Ohio needs to help military spouses get back to workDec 06, 2019
This opinion piece appeared in The Columbus Dispatch.
I am blessed to be living my dream — raising two children alongside the love of my life, Air Force Lt. Monte McKinnon, while completing my master’s degree in special education.
Unfortunately, one part of my dream has been put on hold due to Ohio’s occupational licensing laws. After serving as a special-education teacher for the past year on a one-year temporary license, I had to resign my position because Ohio does not recognize my teaching license from Washington state. While I can serve as a substitute teacher, I make more money working as a caregiver for children with disabilities out of my home. Although I enjoy serving in this way, what I want to do and what I am passionate about is teaching.
Military families like mine stationed in Ohio enjoy the privilege of serving this great nation. But that privilege comes with sacrifice. As military spouses, we move where the armed forces tells us, and are often asked to put our personal hopes, dreams and careers on hold as our husbands or wives stand their posts for the United States.

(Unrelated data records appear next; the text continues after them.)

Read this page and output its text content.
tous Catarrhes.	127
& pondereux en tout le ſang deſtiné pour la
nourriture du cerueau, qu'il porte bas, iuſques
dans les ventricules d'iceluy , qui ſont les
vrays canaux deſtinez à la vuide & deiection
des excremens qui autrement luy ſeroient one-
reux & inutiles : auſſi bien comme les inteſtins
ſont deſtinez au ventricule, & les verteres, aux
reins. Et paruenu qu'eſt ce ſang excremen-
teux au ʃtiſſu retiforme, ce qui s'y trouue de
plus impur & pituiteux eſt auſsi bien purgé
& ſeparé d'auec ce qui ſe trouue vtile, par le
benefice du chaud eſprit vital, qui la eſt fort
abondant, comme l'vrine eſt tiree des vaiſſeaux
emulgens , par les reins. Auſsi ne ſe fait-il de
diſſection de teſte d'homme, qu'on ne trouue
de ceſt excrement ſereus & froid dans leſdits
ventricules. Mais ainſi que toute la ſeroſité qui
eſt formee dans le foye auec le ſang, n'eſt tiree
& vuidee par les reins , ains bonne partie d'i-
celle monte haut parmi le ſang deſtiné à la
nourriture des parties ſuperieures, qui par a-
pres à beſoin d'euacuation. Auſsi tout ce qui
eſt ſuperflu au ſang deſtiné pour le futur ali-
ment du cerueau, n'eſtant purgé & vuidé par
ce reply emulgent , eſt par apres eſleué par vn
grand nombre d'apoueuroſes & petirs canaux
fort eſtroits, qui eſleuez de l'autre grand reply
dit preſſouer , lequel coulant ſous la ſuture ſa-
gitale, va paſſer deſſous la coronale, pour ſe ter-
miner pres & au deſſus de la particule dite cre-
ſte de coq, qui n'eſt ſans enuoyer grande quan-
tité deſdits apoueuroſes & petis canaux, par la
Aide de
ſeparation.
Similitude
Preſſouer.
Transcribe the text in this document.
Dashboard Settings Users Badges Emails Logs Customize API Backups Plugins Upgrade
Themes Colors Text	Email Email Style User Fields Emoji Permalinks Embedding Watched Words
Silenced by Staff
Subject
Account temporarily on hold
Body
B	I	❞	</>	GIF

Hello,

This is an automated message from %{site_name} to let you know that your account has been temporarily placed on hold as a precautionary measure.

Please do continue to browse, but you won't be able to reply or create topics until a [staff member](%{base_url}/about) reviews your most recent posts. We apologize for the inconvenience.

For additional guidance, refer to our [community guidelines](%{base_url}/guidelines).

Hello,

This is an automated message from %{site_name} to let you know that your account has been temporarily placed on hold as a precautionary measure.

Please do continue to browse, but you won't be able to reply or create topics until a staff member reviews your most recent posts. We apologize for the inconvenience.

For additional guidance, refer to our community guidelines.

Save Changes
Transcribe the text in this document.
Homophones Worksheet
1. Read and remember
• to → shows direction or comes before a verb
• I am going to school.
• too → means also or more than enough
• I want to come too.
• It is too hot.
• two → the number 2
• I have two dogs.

When my husband was transferred to Wright-Patterson Air Force Base 2½ years ago, we had assumed that I would be able to continue my dream of working with at-risk students, just as I had in Washington, where I wrote a special-needs education curriculum for the ROAR program at Washington State University. I was surprised to discover that my credentials would allow me to teach in Washington but not here in Ohio.
Regrettably, Ohio makes it very difficult for military spouses to continue working in some of their chosen fields and licensed professions. Even though I am a licensed educator in Washington with years of experience, Ohio will not recognize my license. To earn an Ohio certificate would require taking several college courses and sitting for a number of exams, in addition to background checks and fees. What Ohio asks is too much for a military spouse who will only be stationed here for a short time.
I was allowed to teach the past school year on a one-year temporary license that expired back in June. So now, I have had to give up serving as a special-education teacher in the public schools.
My situation is not unique. Ohio’s occupational licensing requirements — and its lack of reciprocity for licenses earned in other states — are barriers to entering the workforce for thousands of military spouses in Ohio. Those rules and requirements need to change.
Thankfully many people agree. Lawmakers have sponsored legislation that would lift these restrictions. The Buckeye Institute, a Columbus-based think tank, has been working on this issue since 2016. Further, members in both chambers of the Ohio legislature seem ready to agree that Ohio needs to act.
In votes held over the spring and summer, the General Assembly unanimously passed common-sense legislation that will help military families like mine continue to serve, while military spouses continue pursuing their dreams.
Unfortunately, differing versions adopted by the House and Senate are not yet Ohio law, pending resolution in a conference committee. But under the proposed provisions, military spouses transferred to Ohio will be granted the same professional licenses that they hold in another state, provided that the licensing requirements in that state are similar to or more stringent than those in Ohio.
Military spouses with out-of-state licenses that are not similar to Ohio’s standards could still obtain a temporary license to continue working while they pursue Ohio certification.
That reasonable solution in Senate Bill 7 needs Columbus’ prompt attention to help military spouses get back to work in doing what they love best.
Ohio should no longer ask its military families to make yet another sacrifice in service to the country. The Air Force asks its men and women in uniform to “Aim High,” and the Army once challenged young recruits to “Be All You Can Be.” Ohio should not stand in the way of military spouses heeding that advice and accepting that challenge at home or at work.
Brianna McKinnon is a special-education teacher and a military spouse whose family is stationed at Wright-Patterson Air Force Base.